Fabric is a high level Python task runner & SSH toolkit. It’s the first major OSS project I undertook, adapting the original author’s one-module Capistrano clone into a larger, more Unix-y package.

Ownership transferred to me in 2008 and Fabric’s codebase & popularity as a task runner & deploy tool have grown in leaps & bounds since then. It’s easily the most popular option for Python web developers & is also used by a number of system administrators and operations toolkits.

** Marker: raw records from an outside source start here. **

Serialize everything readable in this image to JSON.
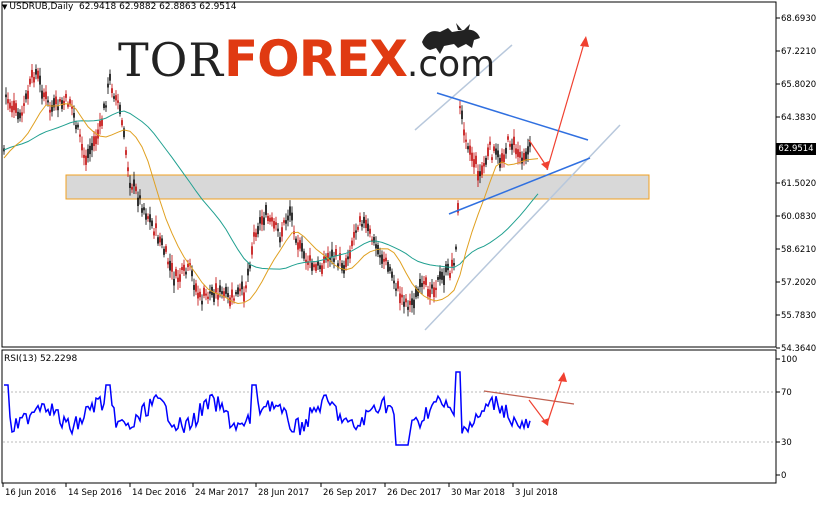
{
  "header": {
    "symbol": "USDRUB,Daily",
    "ohlc": "62.9418 62.9882 62.8863 62.9514"
  },
  "logo": {
    "tor": "TOR",
    "forex": "FOREX",
    "com": ".com"
  },
  "current_price": "62.9514",
  "price_axis": [
    "68.6930",
    "67.2210",
    "65.8020",
    "64.3830",
    "62.9514",
    "61.5020",
    "60.0830",
    "58.6210",
    "57.2020",
    "55.7830",
    "54.3640"
  ],
  "rsi": {
    "label": "RSI(13) 52.2298",
    "axis": [
      "100",
      "70",
      "30",
      "0"
    ]
  },
  "date_axis": [
    "16 Jun 2016",
    "14 Sep 2016",
    "14 Dec 2016",
    "24 Mar 2017",
    "28 Jun 2017",
    "26 Sep 2017",
    "26 Dec 2017",
    "30 Mar 2018",
    "3 Jul 2018"
  ],
  "colors": {
    "bull_candle": "#000000",
    "bear_candle": "#c00000",
    "ma_fast": "#e0a020",
    "ma_slow": "#20a090",
    "rsi_line": "#0000ff",
    "arrow": "#f04030",
    "channel": "#b0c0d8",
    "trend_line": "#3070e0",
    "zone_fill": "#d8d8d8",
    "zone_border": "#f0a020"
  }
}
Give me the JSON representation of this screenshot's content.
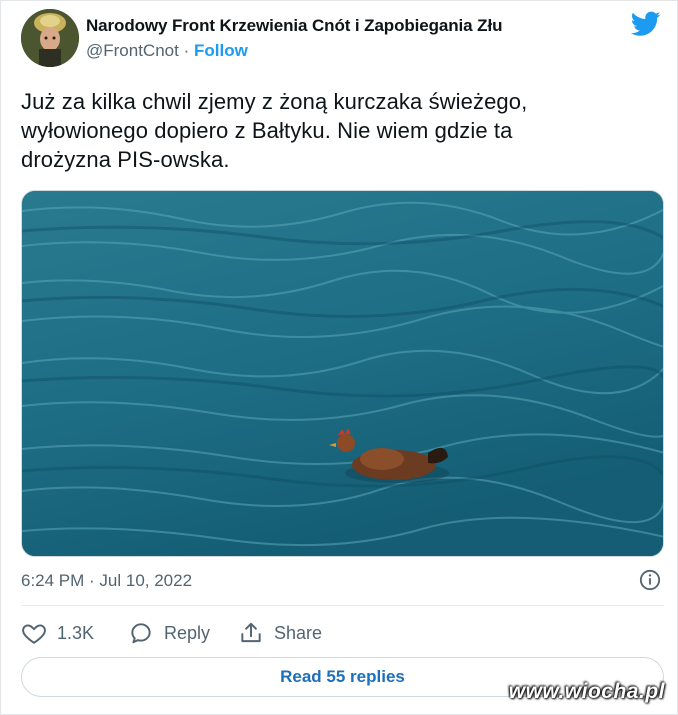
{
  "tweet": {
    "author_name": "Narodowy Front Krzewienia Cnót i Zapobiegania Złu",
    "handle": "@FrontCnot",
    "separator": "·",
    "follow_label": "Follow",
    "text": "Już za kilka chwil zjemy z żoną kurczaka świeżego,\nwyłowionego dopiero z Bałtyku. Nie wiem gdzie ta\ndrożyzna PIS-owska.",
    "timestamp": "6:24 PM · Jul 10, 2022",
    "likes_count": "1.3K",
    "reply_label": "Reply",
    "share_label": "Share",
    "read_replies_label": "Read 55 replies"
  },
  "icons": {
    "brand": "twitter-bird-icon",
    "info": "info-icon",
    "like": "heart-icon",
    "reply": "speech-bubble-icon",
    "share": "share-arrow-icon"
  },
  "colors": {
    "accent": "#1d9bf0",
    "secondary_text": "#536471",
    "sea": "#1f6f86"
  },
  "watermark": "www.wiocha.pl"
}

While Fabric sees most of its use in private codebases (being an end-user tool), there are a number of projects on Github and PyPI which depend on it, such as TimelineJS, Flocker, NPR’s app template, Cuisine, Littlechef, w3af, and more.


The lower-level SSH functionality that Fabric uses is contained in Paramiko, created by Robey Pointer in 2003; it’s arguably been the default choice for SSH-via-Python since that time.

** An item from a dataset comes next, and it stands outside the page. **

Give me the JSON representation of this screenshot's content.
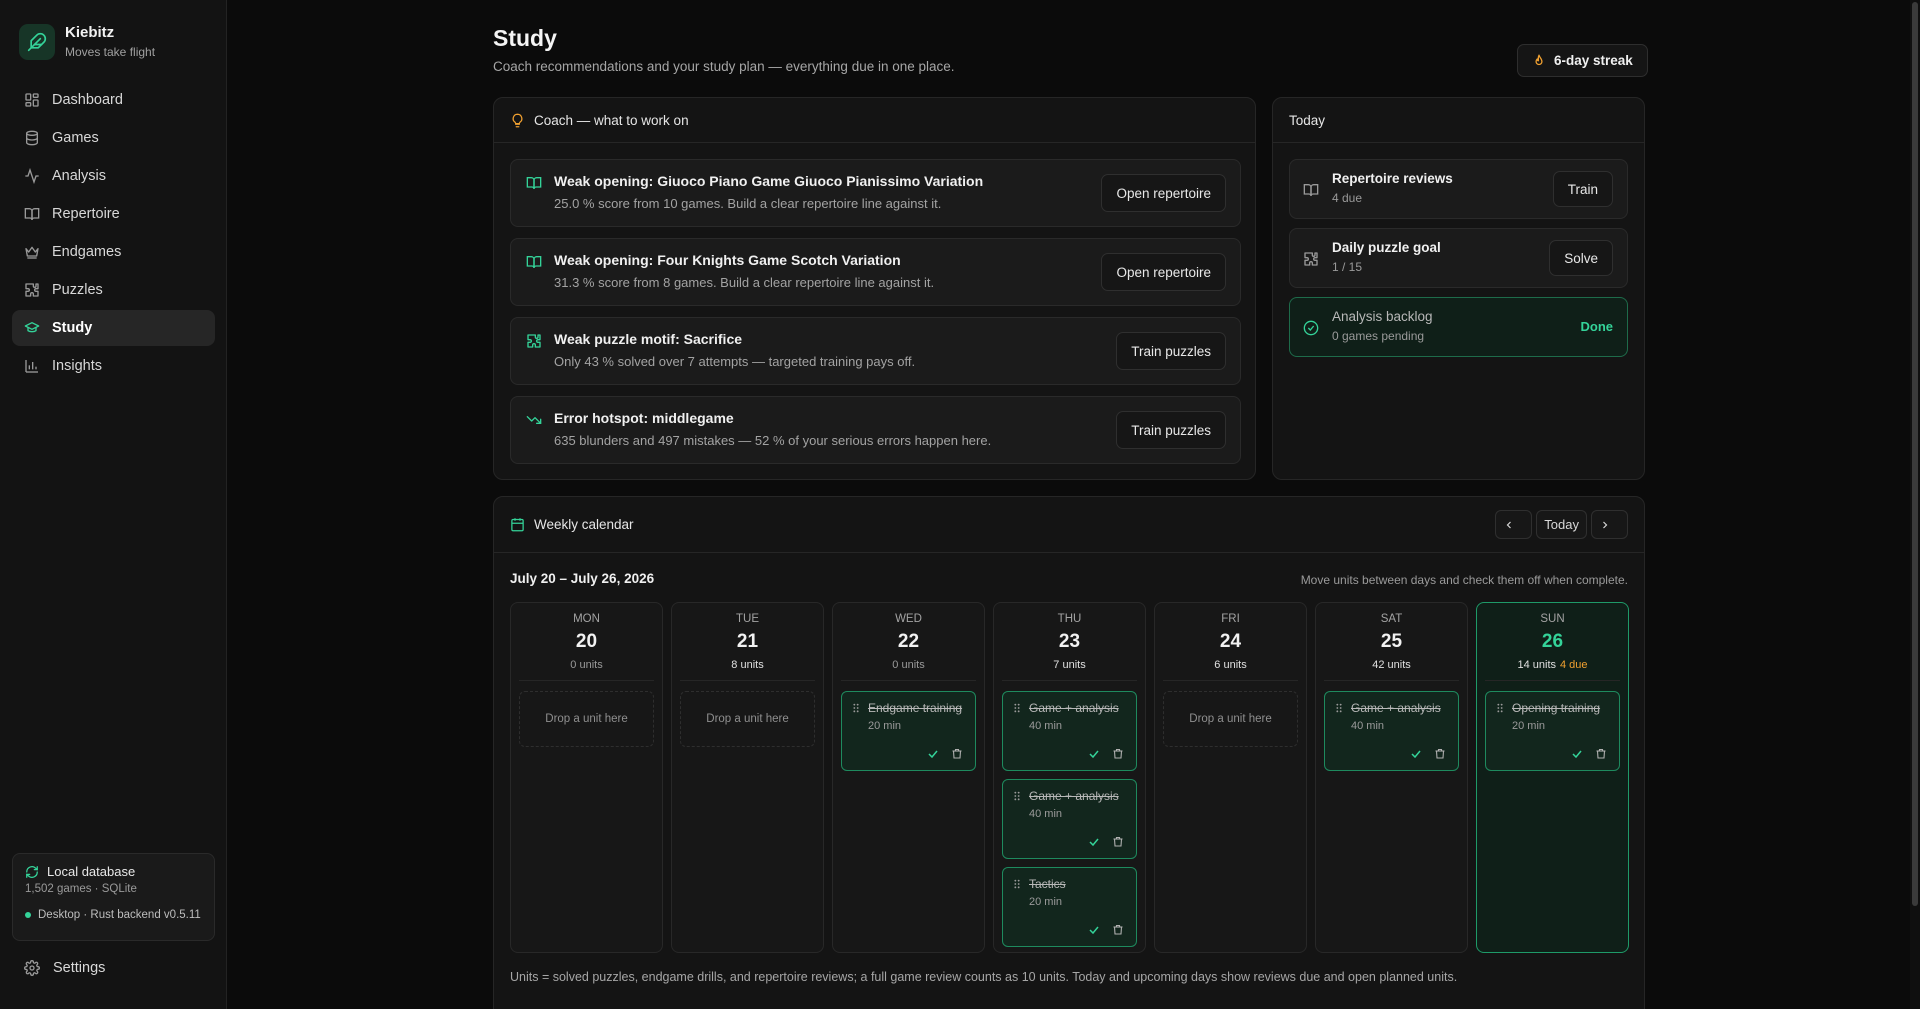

My stewardship of Fabric meant I worked closely with Paramiko for quite a while, and in 2012 I was given full ownership of the project.

Paramiko is depended upon by countless projects and services, including Ansible, Boto, OpenStack, StackStorm, Open edX, Review Board, DataDog, NSQ, Bees With Machine Guns, Deis, and many more.


Around 2011 it became clear Fabric needed rearchitecting, and as part of that process I created Invoke. Invoke is a ground-up, test-driven, Python 2+3 compatible rewrite of all functionality within Fabric that isn’t SSH specific: task management, local command execution, and so forth.

Despite not being well publicized prior to its 1.0 release & Fabric’s matching 2.0, it’s already gathered a number of users and contributors, as well as some dependent projects: PyCA Cryptography, Komodo Edit, TextBlob, Mopidy, Marshmallow, etc.


Born out of my thoughts surrounding proper project website management, the Alabaster Sphinx theme is a lightweight theme (based on popular existing Python doc sites) with a strong emphasis on customizability via configuration options.

I’m pretty sure I am the only one using it in dual-site setups, but it’s drawn a number of users regardless, and it now ships with Sphinx (as of 1.3) as the default theme.

Spec / pytest-relaxed

Despite my verbosity, I value the ability to type as little as necessary, and was fed up with the JUnit style of test organization in Python’s unittest and spinoffs (how many times do we really need the word test in tests/ -> TestClass -> test_function?). I also enjoyed the “nested” style of test organization found in tools like Ruby’s rspec.

Combining these things, I wrote a nosetests plugin & CLI tool allowing for non-repetitious, nested test organization & easy-to-scan color output: spec.

In the years since Spec’s conception, nosetests has fallen out of favor, with all the mindshare (and ideas about how to write nontrivial test suites, and fun plugins, etc) going to pytest. I’m now following suite, and have rewritten Spec – now more powerful and less opinionated by default – as the pytest-relaxed plugin.